Theresa Bartinger : Oui, en effet, à Cerisy, je n'ai pas eu l'impression d'avoir été coupée du reste du monde. Et cela ajoute encore au caractère paradoxal de Cerisy, car il faut rappeler que le CCIC se trouve dans un village d'à peine un millier d'habitants. D'ailleurs, des proches se sont inquiétées de savoir si je ne craignais pas de me retrouver seule, enfermée dans un château, tributaire des autres pour me déplacer — je n'ai pas de voiture. En fait, je n'ai pas eu ce sentiment. C'est même tout le contraire ! Et je crois que ça tient à la magie de Cerisy : les colloques s'enchaînent avec, à chaque fois, des groupes de personnes différentes, qui arrivent avec leur vécu, leurs questionnements, leur regard sur l'actualité, le monde. Bref, ici, nous sommes dans un changement perpétuel, dans un lieu qui, lui, reste le même. Ce qui est plutôt rassurant.

Repartez-vous avec le sentiment d'être transformée ?

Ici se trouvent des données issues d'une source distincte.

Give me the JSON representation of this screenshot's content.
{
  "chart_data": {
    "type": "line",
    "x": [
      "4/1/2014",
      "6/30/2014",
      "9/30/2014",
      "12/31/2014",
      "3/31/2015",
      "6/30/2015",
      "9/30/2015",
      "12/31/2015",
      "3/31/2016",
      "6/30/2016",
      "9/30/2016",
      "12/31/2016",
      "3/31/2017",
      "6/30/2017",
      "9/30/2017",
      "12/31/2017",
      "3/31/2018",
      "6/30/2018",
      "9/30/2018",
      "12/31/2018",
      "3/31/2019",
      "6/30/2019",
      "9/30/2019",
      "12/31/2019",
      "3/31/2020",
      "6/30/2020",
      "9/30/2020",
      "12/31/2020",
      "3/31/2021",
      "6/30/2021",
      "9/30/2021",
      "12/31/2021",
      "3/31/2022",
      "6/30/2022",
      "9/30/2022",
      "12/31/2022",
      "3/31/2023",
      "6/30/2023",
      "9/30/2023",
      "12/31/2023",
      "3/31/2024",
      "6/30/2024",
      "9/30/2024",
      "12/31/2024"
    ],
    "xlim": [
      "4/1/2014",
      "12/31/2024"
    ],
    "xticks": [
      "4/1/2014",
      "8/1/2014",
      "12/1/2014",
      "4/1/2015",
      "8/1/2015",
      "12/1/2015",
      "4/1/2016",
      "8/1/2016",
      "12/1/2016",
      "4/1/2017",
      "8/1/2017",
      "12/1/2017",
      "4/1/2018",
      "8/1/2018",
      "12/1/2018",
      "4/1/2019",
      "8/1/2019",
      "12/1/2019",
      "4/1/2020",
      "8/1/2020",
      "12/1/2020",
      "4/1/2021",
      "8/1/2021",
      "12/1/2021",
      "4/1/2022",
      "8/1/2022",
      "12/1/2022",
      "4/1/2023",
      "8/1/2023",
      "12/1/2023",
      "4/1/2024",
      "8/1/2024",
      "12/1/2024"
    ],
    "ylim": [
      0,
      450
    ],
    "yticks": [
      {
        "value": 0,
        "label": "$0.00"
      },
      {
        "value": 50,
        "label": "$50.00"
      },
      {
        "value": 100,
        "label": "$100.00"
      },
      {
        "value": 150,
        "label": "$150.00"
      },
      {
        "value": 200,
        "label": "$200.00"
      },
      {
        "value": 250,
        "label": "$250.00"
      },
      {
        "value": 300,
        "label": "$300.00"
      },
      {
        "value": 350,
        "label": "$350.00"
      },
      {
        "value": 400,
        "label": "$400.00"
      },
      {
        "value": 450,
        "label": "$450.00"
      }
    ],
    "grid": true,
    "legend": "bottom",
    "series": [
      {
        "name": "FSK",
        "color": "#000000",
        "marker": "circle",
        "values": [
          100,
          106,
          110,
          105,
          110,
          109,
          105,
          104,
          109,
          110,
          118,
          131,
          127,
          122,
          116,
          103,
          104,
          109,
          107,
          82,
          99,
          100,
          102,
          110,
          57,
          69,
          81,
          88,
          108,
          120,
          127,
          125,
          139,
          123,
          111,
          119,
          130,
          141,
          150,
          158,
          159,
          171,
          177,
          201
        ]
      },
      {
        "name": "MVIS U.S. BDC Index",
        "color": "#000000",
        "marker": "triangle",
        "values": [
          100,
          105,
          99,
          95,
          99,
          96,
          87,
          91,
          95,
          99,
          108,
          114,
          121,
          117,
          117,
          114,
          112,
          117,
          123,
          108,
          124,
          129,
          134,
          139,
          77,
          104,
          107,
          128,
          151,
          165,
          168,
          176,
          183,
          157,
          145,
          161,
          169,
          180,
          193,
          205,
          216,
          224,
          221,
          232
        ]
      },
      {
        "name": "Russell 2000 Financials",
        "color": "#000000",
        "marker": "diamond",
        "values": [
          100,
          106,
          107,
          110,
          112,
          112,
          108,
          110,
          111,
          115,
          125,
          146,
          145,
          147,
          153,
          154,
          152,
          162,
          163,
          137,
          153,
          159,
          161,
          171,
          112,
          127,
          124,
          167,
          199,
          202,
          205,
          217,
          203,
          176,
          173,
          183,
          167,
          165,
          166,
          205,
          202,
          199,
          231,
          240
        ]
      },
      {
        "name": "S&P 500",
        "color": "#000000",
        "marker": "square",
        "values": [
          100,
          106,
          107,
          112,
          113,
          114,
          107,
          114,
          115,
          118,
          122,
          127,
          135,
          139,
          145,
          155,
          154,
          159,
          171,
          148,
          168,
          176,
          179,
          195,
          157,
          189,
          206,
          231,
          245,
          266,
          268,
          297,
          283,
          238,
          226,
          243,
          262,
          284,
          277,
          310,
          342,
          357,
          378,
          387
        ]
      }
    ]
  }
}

Theresa Bartinger : Transformée ? Non, je ne dirai pas cela. Je n'ai pas le sentiment d'être devenue une autre personne ! En revanche, je pense avoir évolué dans ma manière d'aborder les gens, de faire connaissance avec eux en commençant déjà par apprendre à retenir leurs noms et prénoms ! Mais aussi en cherchant à établir un lien. Mieux à en découvrir un, direct ou indirect — comme avec cet étudiant suisse.

Y-a-t-il un équivalent au CCIC en Autriche ?

Theresa Bartinger : Des colloquants m'ont posé la question. La réponse est non, autant que je sache. J'ignore donc si je pourrai revivre cette expérience dans mon propre pays. Mais j'en garde l'espoir.

C'est un lieu où on peut faire l'expérience unique, dans la durée d'un colloque de plusieurs jours, de se confronter à l'altérité au travers de ces colloquants qui viennent des quatre coins de France et même de l'étranger, de différentes disciplines ou professions, de différentes générations et qui pratiquent des langues différentes, qu'elles soient maternelles, professionnelles, disciplinaires… On apprend en conséquence à y avoir des "égards ajustés" (selon la formule du philosophe Baptiste Morizot). Ces propos font-il sens pour vous ?

Theresa Bartinger : Oui, je suis tout à fait d'accord et sensible à cette idée de prendre en considération toutes les langues : étrangères, mais aussi universitaires, professionnelles et autres.